A proof-focused, self-study roadmap for engineers transitioning to pure maths
If you did an engineering degree, you probably came out the other end thinking you knew a fair bit of maths. And I think that's fair: calculus, linear algebra, differential equations, probability... we covered all of it. The thing is, we covered it in the way engineers cover maths: here is the tool, here is how you use it, now apply it to this problem. Nobody really stopped to ask why it works, or whether it could be proved, or what assumptions we were quietly sweeping under the rug.
That sat fine with me for a long time. But at some point I started pulling on that thread and realised that knowing the mechanics is not the same as understanding the mathematics. I can tell you what a limit is. I can't prove, from first principles, that the real numbers are complete enough to support that definition in the first place. There's a whole layer of rigour underneath everything I learned that I never had/got to to engage with. So I decided to go back and do it properly, the way pure mathematicians do it: definitions, axioms, theorems, proofs, no shortcuts. This post is my roadmap for how I'm tackling that.
Prerequisites
Before starting taking any of the courses below, it'd be a good idea to read How to Prove It by Daniel Velleman. This book teaches proof writing and makes the transition from engineering thinking a bit easier.
1) Learn proof writing
Introduction to Mathematical Thinking (Coursera, Dr. Keith Devlin)
This course serves as a bridge: it teaches proof construction and mathematical logic, and focuses on the transition from a computational mindset to an analytical one. It is particularly handy for unlearning the habit of looking for a numerical answer and instead focusing on the validity of the argument.
2) Real analysis
18.100A Real Analysis (MIT OCW, Dr. Casey Rodriguez)

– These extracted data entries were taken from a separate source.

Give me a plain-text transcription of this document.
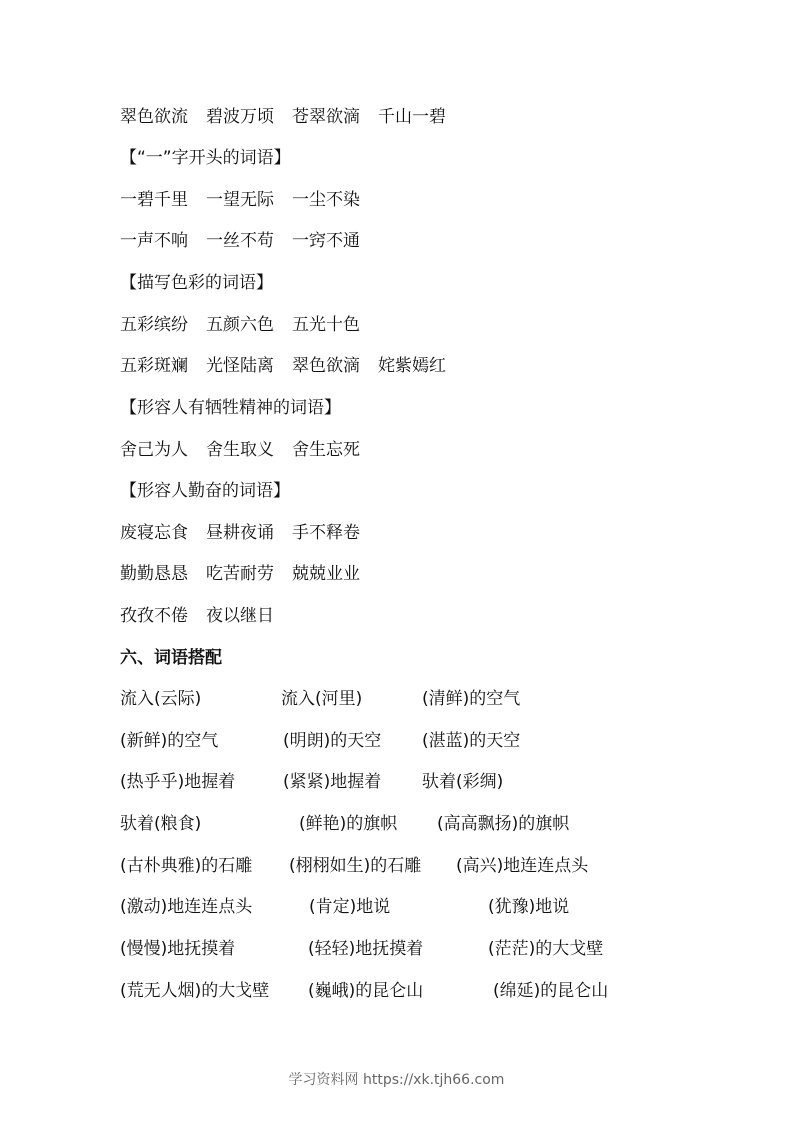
翠色欲流 碧波万顷 苍翠欲滴 千山一碧
【“一”字开头的词语】
一碧千里 一望无际 一尘不染
一声不响 一丝不苟 一窍不通
【描写色彩的词语】
五彩缤纷 五颜六色 五光十色
五彩斑斓 光怪陆离 翠色欲滴 姹紫嫣红
【形容人有牺牲精神的词语】
舍己为人 舍生取义 舍生忘死
【形容人勤奋的词语】
废寝忘食 昼耕夜诵 手不释卷
勤勤恳恳 吃苦耐劳 兢兢业业
孜孜不倦 夜以继日
六、词语搭配
流入(云际)	流入(河里)	(清鲜)的空气
(新鲜)的空气	(明朗)的天空 (湛蓝)的天空
(热乎乎)地握着	(紧紧)地握着 驮着(彩绸)
驮着(粮食)	(鲜艳)的旗帜 (高高飘扬)的旗帜
(古朴典雅)的石雕 (栩栩如生)的石雕 (高兴)地连连点头
(激动)地连连点头	(肯定)地说	(犹豫)地说
(慢慢)地抚摸着	(轻轻)地抚摸着	(茫茫)的大戈壁
(荒无人烟)的大戈壁 (巍峨)的昆仑山	(绵延)的昆仑山
学习资料网 https://xk.tjh66.com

From what I've seen, this is a bit of a traditional entry point for engineers moving into pure maths. This course rebuilds calculus from axioms using rigorous proofs: epsilon-delta, sequences, continuity, and compactness. A plus is that, because as an engineer the intuition is already there, it's easy to focus entirely on proof technique rather than understanding any new concepts.
3) Abstract algebra
18.701 Algebra I (MIT OCW, Prof. Michael Artin)
This course covers groups, rings, and fields, which I found to be a significant step up in abstraction from analysis. This course is pure proof work throughout.
4) Linear algebra
18.06 Linear Algebra (MIT OCW, Prof. Gilbert Strang)
The approach of this course is geometric and intuitive, which makes it excellent for building understanding, but it is not really proof based. If you have an engineering degree you have almost certainly covered most of this content already, and could skip the course videos and go straight to Axler, using 18.06 only as a reference for anything that feels unfamiliar or as a refresher before starting reading Axler.
Recommended books
- Spivak, Calculus: this is a rigorous calculus book used in a number of university pure maths courses. Same as with 18.100A, this book is ideal to ramp up on proof writing because the content is already familiar, so you can focus entirely on absorbing the proof style rather than trying to make sense of the new concepts.
- Dummit & Foote, Abstract Algebra: this is a good starting point for abstract algebra for someone still building proof fluency, and is a good companion for 18.701.
- Axler, Linear Algebra Done Right: in engineering you learn linear algebra around determinants: calculate the determinant, find the eigenvalues, done. Axler throws that out and rebuilds the whole subject from a proof first perspective: it covers the same material but sort of forces you to actually understand why it works rather than just how to calcualte it. A good book to use alongside 18.06.